Okay it’s February, which means it’s time to talk Oscars. The winter Olympics gives us an extra week this year, so my annual Oscar coverage will be coming to you Mondays and Thursdays from now until the big day on March 4. Then it’ll be time to put the blog on vacation for a bit and write something else for a while.
SUPPORTING ACTOR – NOMINEES
Willem Dafoe, “The Florida Project”
Woody Harrelson, “Three Billboards Outside Ebbing, Missouri”
Richard Jenkins, “The Shape of Water”
Christopher Plummer, “All the Money in the World”
Sam Rockwell, “Three Billboards Outside Ebbing, Missouri”
Who will win: Sam Rockwell
Who could win: Willem Dafoe
Who should win: Sam Rockwell
Who should be here: Patrick Stewart, “Logan”
At this point, the Best Supporting Actor race is really just a two-headed one between Three Billboard’s Sam Rockwell and The Florida Project’s Willem Dafoe.
Rockwell has the inside track, having won a litany of supporting actor awards for his portrayal of the angry, racist cop Dixon, and would ordinarily be seen has holding the inside track. However, Three Billboards has inexplicably come under fire as of late, as some critics and viewers seem to misunderstand the film. They, apparently, think that Dixon’s racism has no place in film, even in the context of a story that shows him ultimately evolving past it.

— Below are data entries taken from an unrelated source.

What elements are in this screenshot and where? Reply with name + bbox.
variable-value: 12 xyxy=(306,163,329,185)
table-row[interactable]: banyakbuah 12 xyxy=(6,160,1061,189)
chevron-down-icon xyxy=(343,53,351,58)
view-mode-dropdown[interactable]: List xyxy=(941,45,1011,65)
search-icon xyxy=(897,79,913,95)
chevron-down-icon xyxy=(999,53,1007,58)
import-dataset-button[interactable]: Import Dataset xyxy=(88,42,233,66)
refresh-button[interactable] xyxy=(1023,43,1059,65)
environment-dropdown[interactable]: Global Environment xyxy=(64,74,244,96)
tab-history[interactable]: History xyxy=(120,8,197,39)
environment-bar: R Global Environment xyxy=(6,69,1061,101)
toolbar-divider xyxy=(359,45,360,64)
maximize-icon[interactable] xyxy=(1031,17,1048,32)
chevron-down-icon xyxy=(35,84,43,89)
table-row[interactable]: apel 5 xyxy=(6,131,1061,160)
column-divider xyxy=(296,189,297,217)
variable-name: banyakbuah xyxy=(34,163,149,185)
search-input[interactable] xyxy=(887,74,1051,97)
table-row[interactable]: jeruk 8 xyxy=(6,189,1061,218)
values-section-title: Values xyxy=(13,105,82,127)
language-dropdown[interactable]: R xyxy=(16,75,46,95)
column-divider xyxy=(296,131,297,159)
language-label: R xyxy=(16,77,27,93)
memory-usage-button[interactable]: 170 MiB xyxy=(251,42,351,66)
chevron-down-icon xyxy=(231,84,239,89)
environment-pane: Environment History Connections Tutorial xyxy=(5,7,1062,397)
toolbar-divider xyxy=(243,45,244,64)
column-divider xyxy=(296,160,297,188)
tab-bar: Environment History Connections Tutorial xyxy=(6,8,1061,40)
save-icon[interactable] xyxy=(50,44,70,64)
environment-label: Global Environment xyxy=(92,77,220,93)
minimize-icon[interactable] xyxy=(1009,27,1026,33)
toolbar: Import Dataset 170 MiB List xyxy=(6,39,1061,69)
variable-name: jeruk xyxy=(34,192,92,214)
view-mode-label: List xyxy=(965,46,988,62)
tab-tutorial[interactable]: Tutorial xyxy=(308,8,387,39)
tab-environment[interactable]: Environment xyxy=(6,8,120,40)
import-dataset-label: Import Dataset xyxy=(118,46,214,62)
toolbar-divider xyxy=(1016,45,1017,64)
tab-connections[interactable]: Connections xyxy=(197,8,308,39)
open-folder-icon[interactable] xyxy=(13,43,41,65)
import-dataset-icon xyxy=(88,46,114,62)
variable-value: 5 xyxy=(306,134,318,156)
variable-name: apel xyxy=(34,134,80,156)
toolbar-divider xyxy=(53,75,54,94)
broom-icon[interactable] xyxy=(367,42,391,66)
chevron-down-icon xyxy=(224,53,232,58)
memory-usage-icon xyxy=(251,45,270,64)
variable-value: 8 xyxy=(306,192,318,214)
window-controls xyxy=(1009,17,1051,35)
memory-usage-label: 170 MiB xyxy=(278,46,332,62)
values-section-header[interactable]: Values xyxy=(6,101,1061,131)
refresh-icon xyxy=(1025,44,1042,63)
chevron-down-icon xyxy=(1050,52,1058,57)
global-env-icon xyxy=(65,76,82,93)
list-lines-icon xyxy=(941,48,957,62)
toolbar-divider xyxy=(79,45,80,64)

To me, these are the same people who think we should remove Mark Twain from the libraries, but that’s neither here nor there.
The controversy has been a boon to Dafoe, who is on his fourth nomination but still seeking his first gold statue. Dafoe’s Bobby was a much more nuanced role than Dixon in a film that was barely seen, making it more difficult for him come awards season.
The two-headed race may be a bit surprising, given all the talk surrounding Christopher Plummer’s turn as J. Paul Getty in All the Money in the World. For those who have been living under a rock, Plummer notably replace Kevin Spacey in the film after the latter came under fire for past sexual abuses. Spacey’s entire part was re-shot with Plummer in 10 days over Thanksgiving in time for a Christmas Day release. But the film ultimately didn’t catch with viewers, and Getty was a somewhat one-note role.
I’d like to have seen Sir Patrick Stewart pick up a nomination for Logan here in his gritty portrayal of the aging Charles Xavier dealing with some form of alzheimer’s disease. Stewart himself said the resulting film was so beautiful that he couldn’t see playing the role again, and ultimately retired from the X-Men.